The Perfect Pit Stop

30 mins by car

The Jim Clark Motorsport Museum may be small in scale but is an incredible homage to this legend of motorsport. With immaculate interactive displays, an impressive trophy section, film footage and mini documentaries about the life of the man himself it’s a fascinating tribute to Scotland’s greatest race-car driver and a childhood hero of many. While the cars look positively flimsy by today’s modern standards, the museum itself is high quality and you’ll have a very warm welcome! With a very small entry fee that allows free return within a year of purchase, it won’t disappoint.


Coldstream Museum

15 mins by car

Famous for the Coldstream Guards, the oldest continuously serving regiment in the British Army, well known for its high-profile ceremonial duties, the town of Coldstream boasts a rich military history.
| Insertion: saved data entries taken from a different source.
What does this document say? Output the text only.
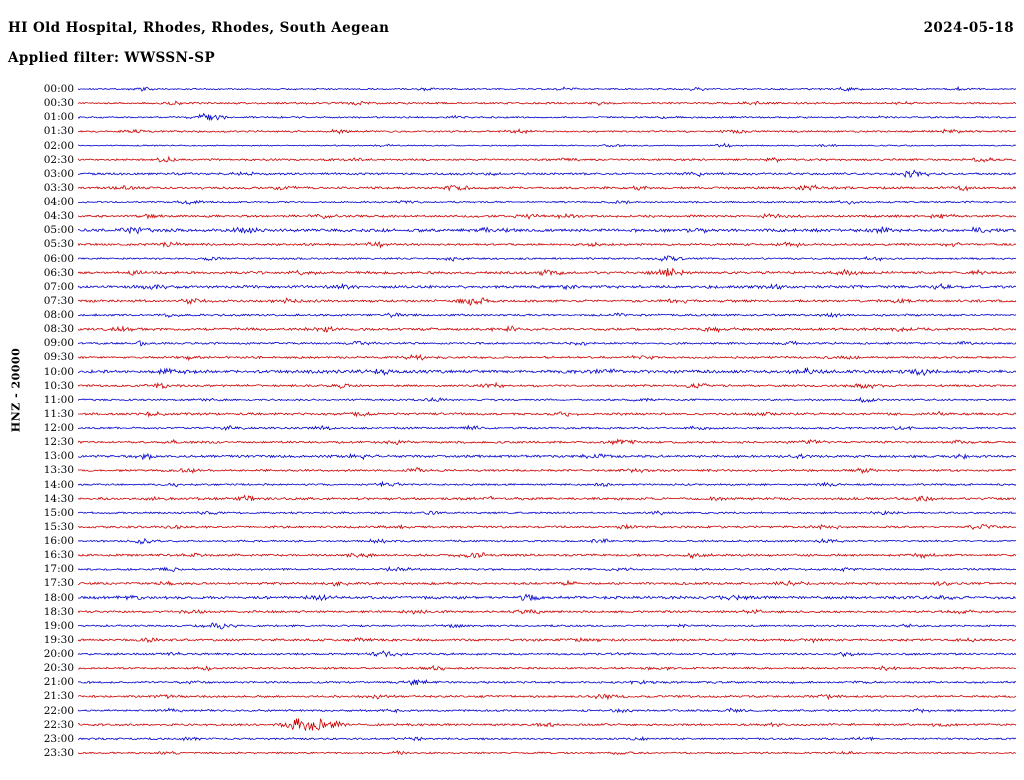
HI Old Hospital, Rhodes, Rhodes, South Aegean
Applied filter: WWSSN-SP
2024-05-18
HNZ - 20000
00:00
00:30
01:00
01:30
02:00
02:30
03:00
03:30
04:00
04:30
05:00
05:30
06:00
06:30
07:00
07:30
08:00
08:30
09:00
09:30
10:00
10:30
11:00
11:30
12:00
12:30
13:00
13:30
14:00
14:30
15:00
15:30
16:00
16:30
17:00
17:30
18:00
18:30
19:00
19:30
20:00
20:30
21:00
21:30
22:00
22:30
23:00
23:30
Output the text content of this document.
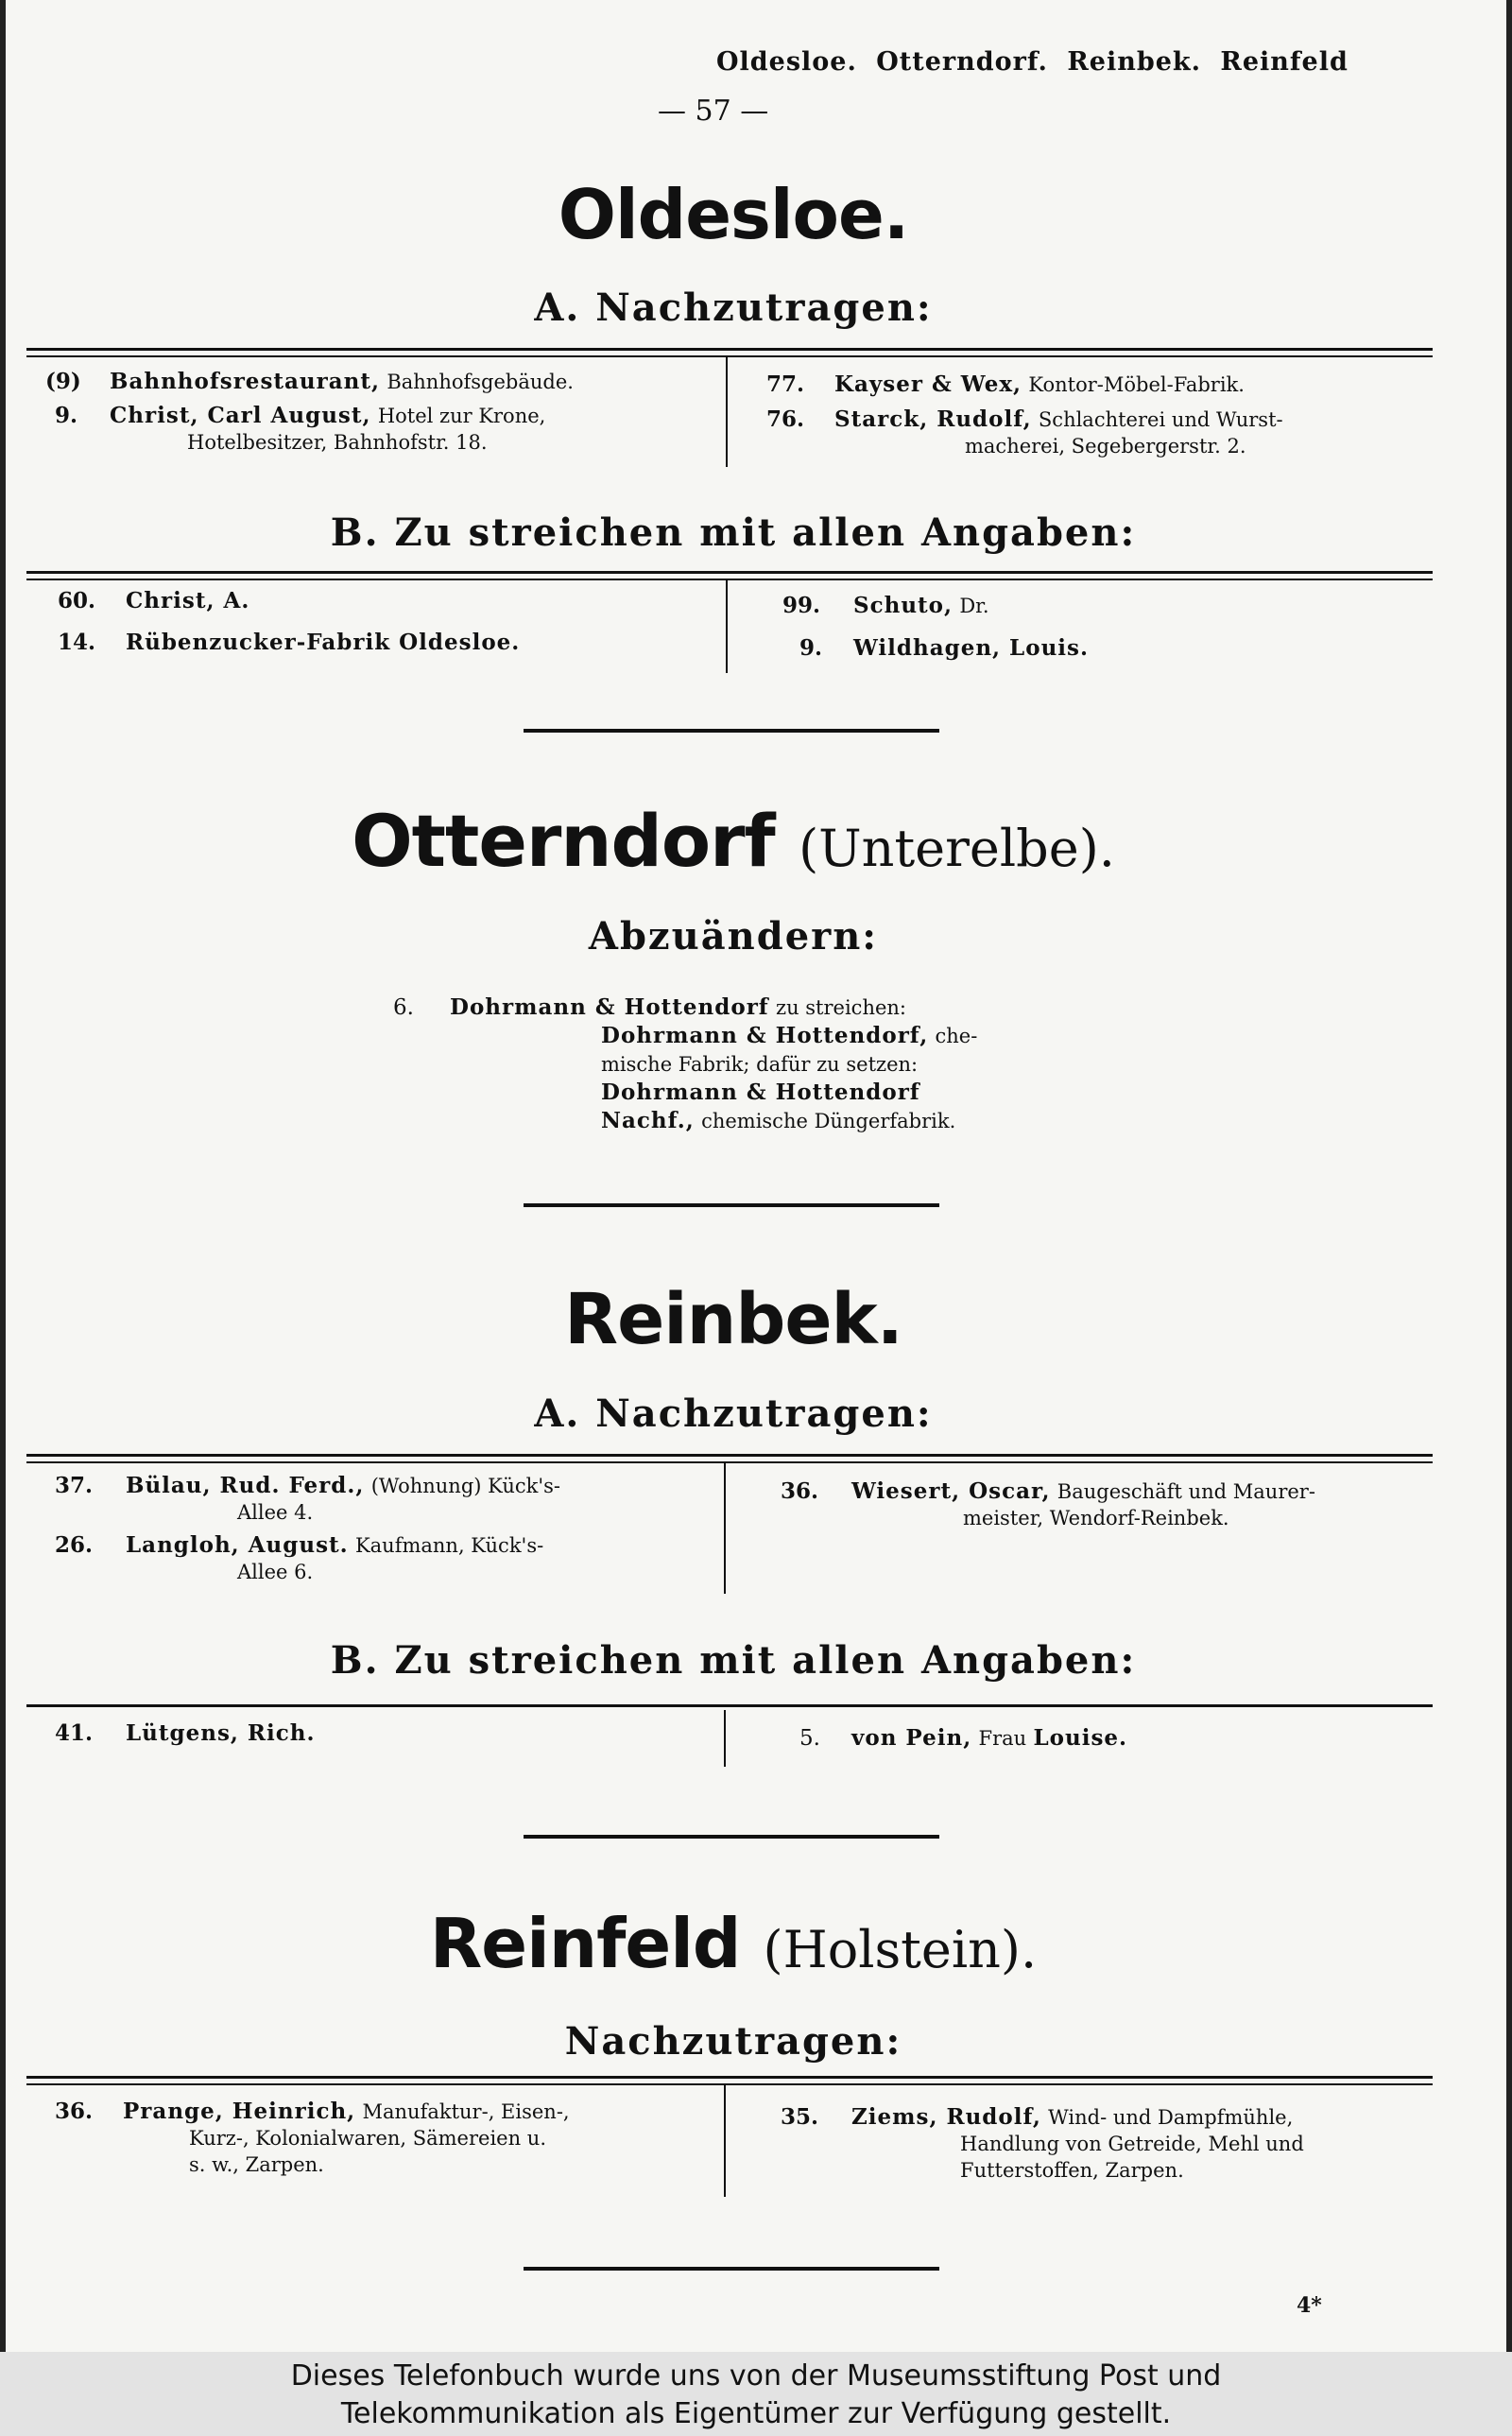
Oldesloe. Otterndorf. Reinbek. Reinfeld
— 57 —
Oldesloe.
A. Nachzutragen:
(9) Bahnhofsrestaurant, Bahnhofsgebäude.
9. Christ, Carl August, Hotel zur Krone,
Hotelbesitzer, Bahnhofstr. 18.
77. Kayser & Wex, Kontor-Möbel-Fabrik.
76. Starck, Rudolf, Schlachterei und Wurst-
macherei, Segebergerstr. 2.
B. Zu streichen mit allen Angaben:
60. Christ, A.
14. Rübenzucker-Fabrik Oldesloe.
99. Schuto, Dr.
9. Wildhagen, Louis.
Otterndorf (Unterelbe).
Abzuändern:
6. Dohrmann & Hottendorf zu streichen:
Dohrmann & Hottendorf, che-
mische Fabrik; dafür zu setzen:
Dohrmann & Hottendorf
Nachf., chemische Düngerfabrik.
Reinbek.
A. Nachzutragen:
37. Bülau, Rud. Ferd., (Wohnung) Kück's-
Allee 4.
26. Langloh, August. Kaufmann, Kück's-
Allee 6.
36. Wiesert, Oscar, Baugeschäft und Maurer-
meister, Wendorf-Reinbek.
B. Zu streichen mit allen Angaben:
41. Lütgens, Rich.	5. von Pein, Frau Louise.
Reinfeld (Holstein).
Nachzutragen:
36. Prange, Heinrich, Manufaktur-, Eisen-,
Kurz-, Kolonialwaren, Sämereien u.
s. w., Zarpen.
35. Ziems, Rudolf, Wind- und Dampfmühle,
Handlung von Getreide, Mehl und
Futterstoffen, Zarpen.
4*
Dieses Telefonbuch wurde uns von der Museumsstiftung Post und
Telekommunikation als Eigentümer zur Verfügung gestellt.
The museum, adjacent to their historical headquarters in the Market Square, is certainly worthy of a visit with permanent displays featuring artefacts on loan from the Coldstream Guards and accounts of the regiment from the 17th century to the present day as well as information about the town. Alongside the museum you’ll also find local arts and crafts, the obligatory shop and a café. Free entry and plenty of parking.


Floors Castle

5 mins by car

Built for the 1st Duke of Roxburghe in 1721, and today the ancestral home to the 11th Duke of Roxburghe and his family, this is Scotland’s largest inhabited castle. And the chances are high that you’ll spot it from your bedroom window when you stay at Ednam House. Visit to see the impressive collection of fine art, porcelain, newly restored tapestries and grand rooms. With a variety of woodland and riverside walks, acres of gardens, a well-stocked delicatessen and gift shop there’s something for everyone at Floors Castle.


Holy Island

50 mins by car

Just a few miles off the Northumberland coast, Lindisfarne Island is a must-see destination. Although cut off twice a day from the rest of the world by fast-moving tides, you can drive, walk or cycle over the dramatic causeway to Holy Island (after checking the safe crossing times). The epicentre of Christianity in Anglo Saxon times, the Lindisfarne Priory is one of the region’s most revered treasures and the island remains a place of pilgrimage today. Although dogs aren’t allowed in the 16th century Lindisfarne Castle itself, staff will watch them while you browse the rooms and artefacts. You can walk all the way around the castle, spend time in the Lindisfarne Museum and potter around the pretty village. The Lindisfarne Nature Reserve is home to rare plants and an exciting array of wildlife. You’ll often see seals hauled up on the sand as well as puffins and dolphins.